La députée Catherine Dorion a présenté Québec solidaire comme un parti indépendantiste «profondément antiraciste» au lancement du Conseil national solidaire, qui doit accoucher d’une nouvelle position sur la laïcité.

«On est en train à QS de redessiner un indépendantisme qui assume profondément son antiracisme. Il va falloir le dire partout quece qui menace notre culture et notre territoire, ce n’est pas l’islam, et lâchez-nous avec l’islam ! Ce n’est pas les musulmans qui sont partout dans les couloirs à mettre du gros cash pour influencer le gouvernement, c’est le capitalisme qui couche dans le lit de nos gouvernements», a-t-elle lancé vendredi soir, lors du discours d’ouverture de l’événement, qui se tient cette fin de semaine à Québec.

«Lâchez nous avec l’islam et les chartes des valeurs !», a-t-elle renchéri, devant quelque 300 militants réunis pour l’occasion.  

Depuis des années, les élus solidaires défendent les conclusions du rapport Bouchard-Taylor, qui recommande d’interdire les signes religieux chez employés de l’État en position de coercition, comme les juges, les policiers et les gardiens de prison. 

Mais un important mouvement à l’intérieur du parti réclame depuis plusieurs mois un changement de position. Deux camps s’affrontent donc cette fin de semaine au sein de QS : les tenants de la laïcité, qui militent pour le statu quo, et les « inclusifs », qui refusent tout interdiction. 

Sur le parquet du Conseil national vendredi soir, les «inclusifs» semblaient toutefois beaucoup nombreux et organisés. Certains députés, comme Ruba Ghazal, en faveur de l’interdiction des signes religieux chez les personnes en position de coercition, ont même senti le besoin de sortir publiquement dans les dernières semaines pour tenter de renverser la vapeur. 

Première femme voilée candidate solidaire aux dernière élections, Ève Torres souhaite que sa formation politique choisisse de ne plus défendre l’interdiction des signes religieux. «Ce sera l’occasion pour QS, en respectant le choix de ses membres, de pouvoir défendre sans compromis ses valeurs tant féministes que de justice pour tous, d’accès à l’égalité etc.
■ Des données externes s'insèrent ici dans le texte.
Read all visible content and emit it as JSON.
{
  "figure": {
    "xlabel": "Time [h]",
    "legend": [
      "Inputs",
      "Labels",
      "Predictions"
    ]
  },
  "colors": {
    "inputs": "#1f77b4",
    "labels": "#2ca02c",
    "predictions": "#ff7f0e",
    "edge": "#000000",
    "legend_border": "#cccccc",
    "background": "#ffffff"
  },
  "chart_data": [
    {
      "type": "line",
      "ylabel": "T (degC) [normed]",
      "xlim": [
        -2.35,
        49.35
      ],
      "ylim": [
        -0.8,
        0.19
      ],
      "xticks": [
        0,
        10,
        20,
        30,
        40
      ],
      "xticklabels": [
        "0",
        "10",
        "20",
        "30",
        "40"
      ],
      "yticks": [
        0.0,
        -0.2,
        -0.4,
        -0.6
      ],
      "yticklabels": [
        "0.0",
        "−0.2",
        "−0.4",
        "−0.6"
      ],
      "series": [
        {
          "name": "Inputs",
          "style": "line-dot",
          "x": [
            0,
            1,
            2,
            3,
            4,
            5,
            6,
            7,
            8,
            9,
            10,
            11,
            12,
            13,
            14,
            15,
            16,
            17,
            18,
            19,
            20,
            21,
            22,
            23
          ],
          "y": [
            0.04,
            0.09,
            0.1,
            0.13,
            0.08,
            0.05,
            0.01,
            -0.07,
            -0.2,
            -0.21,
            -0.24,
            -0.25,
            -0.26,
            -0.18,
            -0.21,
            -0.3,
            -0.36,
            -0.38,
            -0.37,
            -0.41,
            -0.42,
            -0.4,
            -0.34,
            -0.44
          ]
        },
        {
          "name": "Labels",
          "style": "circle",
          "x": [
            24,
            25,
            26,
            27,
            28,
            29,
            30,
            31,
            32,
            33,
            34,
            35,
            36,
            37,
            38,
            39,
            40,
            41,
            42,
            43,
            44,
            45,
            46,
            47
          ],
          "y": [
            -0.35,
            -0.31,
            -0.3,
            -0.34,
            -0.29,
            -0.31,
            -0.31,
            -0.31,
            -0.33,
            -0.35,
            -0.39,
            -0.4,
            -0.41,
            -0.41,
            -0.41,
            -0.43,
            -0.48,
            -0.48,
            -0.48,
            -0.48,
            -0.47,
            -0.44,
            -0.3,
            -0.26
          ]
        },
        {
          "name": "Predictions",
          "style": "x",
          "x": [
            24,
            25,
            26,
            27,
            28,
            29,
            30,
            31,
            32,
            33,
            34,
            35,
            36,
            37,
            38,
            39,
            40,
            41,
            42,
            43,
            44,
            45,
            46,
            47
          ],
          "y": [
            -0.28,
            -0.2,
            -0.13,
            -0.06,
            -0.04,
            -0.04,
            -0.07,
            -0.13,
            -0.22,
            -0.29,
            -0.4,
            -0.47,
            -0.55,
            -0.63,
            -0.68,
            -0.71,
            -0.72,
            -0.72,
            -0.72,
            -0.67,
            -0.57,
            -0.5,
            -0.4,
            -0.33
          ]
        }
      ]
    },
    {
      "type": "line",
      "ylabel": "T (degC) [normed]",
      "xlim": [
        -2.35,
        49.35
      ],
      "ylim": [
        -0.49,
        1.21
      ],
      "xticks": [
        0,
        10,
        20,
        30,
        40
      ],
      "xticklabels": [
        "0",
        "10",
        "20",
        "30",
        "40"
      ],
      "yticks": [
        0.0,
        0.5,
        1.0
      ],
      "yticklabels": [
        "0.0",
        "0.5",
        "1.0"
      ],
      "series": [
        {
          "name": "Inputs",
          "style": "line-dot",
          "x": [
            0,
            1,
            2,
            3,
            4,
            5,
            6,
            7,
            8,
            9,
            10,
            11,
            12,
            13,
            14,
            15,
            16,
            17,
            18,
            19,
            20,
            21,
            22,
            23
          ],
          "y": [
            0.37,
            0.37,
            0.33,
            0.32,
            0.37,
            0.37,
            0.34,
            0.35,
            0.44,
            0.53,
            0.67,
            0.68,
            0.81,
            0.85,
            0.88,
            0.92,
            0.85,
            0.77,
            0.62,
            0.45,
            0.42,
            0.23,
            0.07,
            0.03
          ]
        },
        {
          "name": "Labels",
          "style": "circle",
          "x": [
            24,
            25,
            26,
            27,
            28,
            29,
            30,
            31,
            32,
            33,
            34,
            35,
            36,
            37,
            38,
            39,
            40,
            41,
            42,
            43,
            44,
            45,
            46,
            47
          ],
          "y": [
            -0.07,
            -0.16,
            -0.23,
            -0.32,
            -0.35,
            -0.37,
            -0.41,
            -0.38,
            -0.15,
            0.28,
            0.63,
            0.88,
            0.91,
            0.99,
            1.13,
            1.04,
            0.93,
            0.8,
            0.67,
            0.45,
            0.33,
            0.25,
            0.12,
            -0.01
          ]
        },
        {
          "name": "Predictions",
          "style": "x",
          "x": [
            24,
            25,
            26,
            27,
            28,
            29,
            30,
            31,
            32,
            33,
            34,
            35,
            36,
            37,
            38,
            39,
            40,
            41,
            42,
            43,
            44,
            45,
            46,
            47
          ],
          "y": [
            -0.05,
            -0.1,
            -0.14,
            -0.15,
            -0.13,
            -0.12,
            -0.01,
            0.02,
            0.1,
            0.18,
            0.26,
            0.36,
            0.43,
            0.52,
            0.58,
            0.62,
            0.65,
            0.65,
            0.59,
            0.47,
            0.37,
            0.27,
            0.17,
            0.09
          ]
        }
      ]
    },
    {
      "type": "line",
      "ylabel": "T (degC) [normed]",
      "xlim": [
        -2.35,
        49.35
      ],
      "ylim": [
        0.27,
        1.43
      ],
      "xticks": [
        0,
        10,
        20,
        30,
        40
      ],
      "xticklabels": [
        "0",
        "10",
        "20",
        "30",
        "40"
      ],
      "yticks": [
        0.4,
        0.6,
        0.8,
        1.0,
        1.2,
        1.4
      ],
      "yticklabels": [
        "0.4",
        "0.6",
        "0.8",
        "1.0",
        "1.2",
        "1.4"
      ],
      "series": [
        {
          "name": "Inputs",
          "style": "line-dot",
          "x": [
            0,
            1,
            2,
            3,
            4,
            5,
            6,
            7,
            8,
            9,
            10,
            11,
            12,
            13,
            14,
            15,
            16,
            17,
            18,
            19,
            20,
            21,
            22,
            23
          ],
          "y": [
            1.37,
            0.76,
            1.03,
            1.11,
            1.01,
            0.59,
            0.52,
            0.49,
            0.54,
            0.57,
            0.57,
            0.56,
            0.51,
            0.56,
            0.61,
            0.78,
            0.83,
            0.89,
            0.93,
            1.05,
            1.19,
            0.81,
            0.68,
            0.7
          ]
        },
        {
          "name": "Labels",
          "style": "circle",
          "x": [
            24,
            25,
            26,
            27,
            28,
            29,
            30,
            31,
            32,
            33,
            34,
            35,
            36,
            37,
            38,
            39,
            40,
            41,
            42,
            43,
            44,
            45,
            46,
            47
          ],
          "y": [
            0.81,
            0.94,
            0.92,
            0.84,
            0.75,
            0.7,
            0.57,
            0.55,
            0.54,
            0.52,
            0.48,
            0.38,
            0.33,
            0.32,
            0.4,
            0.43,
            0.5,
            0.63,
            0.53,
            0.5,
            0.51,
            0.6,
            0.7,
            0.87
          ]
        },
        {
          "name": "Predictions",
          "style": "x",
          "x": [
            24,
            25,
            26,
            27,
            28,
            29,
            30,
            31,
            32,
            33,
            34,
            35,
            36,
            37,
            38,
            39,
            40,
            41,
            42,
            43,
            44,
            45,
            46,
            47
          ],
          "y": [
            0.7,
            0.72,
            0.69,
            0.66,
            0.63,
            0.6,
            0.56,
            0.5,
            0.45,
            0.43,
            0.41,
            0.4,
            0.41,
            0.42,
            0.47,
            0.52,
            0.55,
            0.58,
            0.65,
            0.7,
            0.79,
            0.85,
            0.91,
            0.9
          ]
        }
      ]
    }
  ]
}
Ça serait important politiquement», a-t-elle confié avant le début des instances. 

Représentante de l’Association solidaire de Laurier-Dorion, Camille Godbout a été mandatée par ses membres pour défendre elle aussi un changement de position du parti. Selon elle, les solidaires ne s’éloigneront pas du pouvoir en se positionnant contre l’interdiction des signes religieux, ce que souhaite pourtant une majorité de citoyens. 

«De façon générale, QS n’est jamais vraiment allé vers les positions qui faisaient le plus l’unanimité au sein de la population de façon générale, mais on a toujours réussi à convaincre en fait les gens du bienfondé de notre projet politique et de ce qu’on défend», a-t-elle dit. 

Un sondage Léger réalisé du 22 au 26 mars pour la CAQ révélait vendredi que le gouvernement Legault peut compter sur l’appui de deux Québécois sur trois pour bannir les signes religieux chez les employés de l’État en position d’autorité.